Надежда Лиманская - Бездна смотрит на тебя
Захар, опустив голову, всем видом демонстрировал раскаяние. Руки уже свободны. Решение созрело мгновенно. Тысячная доля секунды. Один прыжок, — он закрывается конвоиром, приставив к его голове, автомат.
— Тихо! Тихо! — смертельно побледнев, поднимает руки следователь.
— Оружие! Быстро! Ну! Иначе пристрелю! Знаешь! Терять мне нечего!
Майор кладёт пистолет на стол.
— Есть в отделении кто-нибудь? Кроме вас?! — спросил для убедительности.
— Никого! — испуганно произносит майор, разводя пухлыми руками.
— Телефон!!!
— Что, телефон? — парализованный страхом, переспрашивает тот.
— Режь провод! Не то, — башку твою отрежу! Решай, начальник! Ну! Быстро!
Оттолкнув конвоира к столу следователя, щёлкнул затвором автомата. Прозвучала короткая очередь. В довершении, — выстрелил из пистолета одному и другому в голову.
Выходя, оглянулся. Все стены, противоположно двери, забрызганы кровью. Хмыкнул, удовлетворённый. Сплюнул себе под ноги. Не спеша, вышел на улицу.
Холодный, голубоватый свет луны падал на белую землю. Воздух звенел от мороза. Свобода! Под ногами скрипел девственно чистый, недавно выпавший белый снег. Руки всё дрожат. Не от холода, страха или жалости. От радости.
Захар открыл кабину. Водитель автозака, в котором его доставили, беззаботно дремал. Взглянул ему в лицо. Зелёный ещё, совсем пацан! Снова сплюнул. Что делать! Жаль, конечно, — так надо! С силой дёрнул того за полу старого овчинного полушубка. Шофёр проснулся, наивно взглянул широко открытыми глазами. Узнал! Захар, уж было, смилостивился. Вдруг заметил, — рука шофёра тянется к автомату. Тот испуганно, по-детски, заслоняясь от чего-то страшного, неотвратимого, вытянул вперёд руки. Захар выстрелил. Лицо, совсем ещё мальчишки, залила кровь.
— Ма — ма…,-прошептали остывающие, запёкшиеся губы. Захар не слышал. Видит бог, не хотел.
Чёрное небо слилось с белой равниной. Поднял голову вверх. Звёзд не видать. Огромная чёрная пасть бездонного неба нависла над ним.
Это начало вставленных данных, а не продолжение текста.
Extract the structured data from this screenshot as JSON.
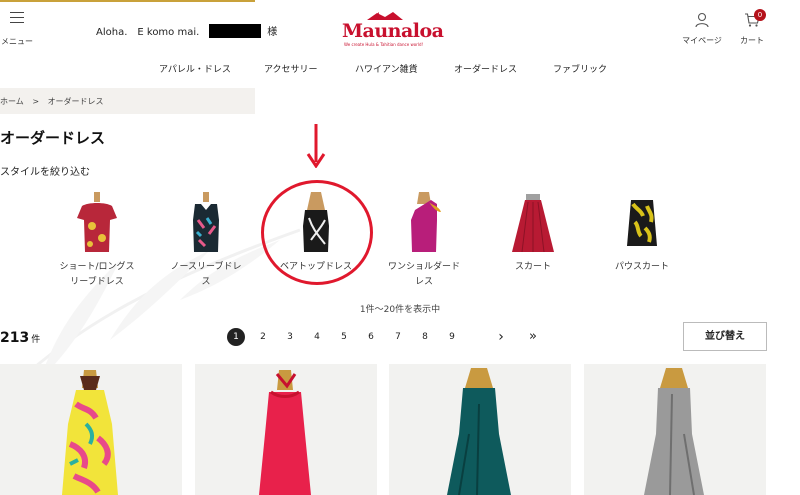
{
  "header": {
    "menu_label": "メニュー",
    "greeting": "Aloha.　E komo mai.",
    "honorific": "様",
    "logo_text": "Maunaloa",
    "logo_tagline": "We create Hula & Tahitian dance world!",
    "mypage_label": "マイページ",
    "cart_label": "カート",
    "cart_count": "0"
  },
  "nav": {
    "items": [
      "アパレル・ドレス",
      "アクセサリー",
      "ハワイアン雑貨",
      "オーダードレス",
      "ファブリック"
    ]
  },
  "breadcrumb": {
    "home": "ホーム",
    "separator": ">",
    "current": "オーダードレス"
  },
  "page_title": "オーダードレス",
  "filter_heading": "スタイルを絞り込む",
  "styles": [
    {
      "line1": "ショート/ロングス",
      "line2": "リーブドレス",
      "icon": "dress-sleeves-icon",
      "color": "#b8273a"
    },
    {
      "line1": "ノースリーブドレ",
      "line2": "ス",
      "icon": "dress-sleeveless-icon",
      "color": "#1b2a33"
    },
    {
      "line1": "ベアトップドレス",
      "line2": "",
      "icon": "dress-bare-top-icon",
      "color": "#1a1a1a"
    },
    {
      "line1": "ワンショルダード",
      "line2": "レス",
      "icon": "dress-one-shoulder-icon",
      "color": "#b81e7a"
    },
    {
      "line1": "スカート",
      "line2": "",
      "icon": "skirt-icon",
      "color": "#b81a33"
    },
    {
      "line1": "パウスカート",
      "line2": "",
      "icon": "pau-skirt-icon",
      "color": "#d8c21a"
    }
  ],
  "results_range": "1件～20件を表示中",
  "total_count": "213",
  "total_unit": "件",
  "pagination": {
    "pages": [
      "1",
      "2",
      "3",
      "4",
      "5",
      "6",
      "7",
      "8",
      "9"
    ],
    "current": "1",
    "next_symbol": "›",
    "last_symbol": "»"
  },
  "sort_label": "並び替え",
  "products": [
    {
      "color": "#f2e43a",
      "accent": "#e84a8a",
      "icon": "halter-dress-floral"
    },
    {
      "color": "#e8214b",
      "accent": "#c7102f",
      "icon": "halter-dress-red"
    },
    {
      "color": "#0e5a5c",
      "accent": "#093f40",
      "icon": "bare-top-dress-teal"
    },
    {
      "color": "#9a9a9a",
      "accent": "#6f6f6f",
      "icon": "bare-top-dress-gray"
    }
  ],
  "colors": {
    "accent_red": "#e0182d",
    "brand_red": "#c8102e",
    "gold": "#c9a13a"
  }
}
Словно приноравливаясь, пыталась поглотить. Бездна. Она смотрела на него. Застыл от ужаса. Зажмурился. Похолодел. Веки медленно поднялись. Открыв глаза, взглянул за горизонт. Там, в немыслимой дали чёрное сливалось с белым…
Тихо и монотонно работал вентилятор в гостиной Александра Васильевича Князева. Сидя напротив друг друга, вот уже около часа, продолжался нелёгкий разговор.
— … Перевоплощаемся ли мы, люди? — переспросил он. И снова пристально посмотрел Саломее в лицо. — Реинкарнация? Её ты имела ввиду, разбираясь в этом деле?
— Все эти случаи, один в один… Ну, не могли этого совершить разные люди! — она устало помотала головой. — Посудите сами. Столько лет прошло. Послевоенные годы, шестидесятые, наконец, наши дни. Понимаете, кое-что совпадает…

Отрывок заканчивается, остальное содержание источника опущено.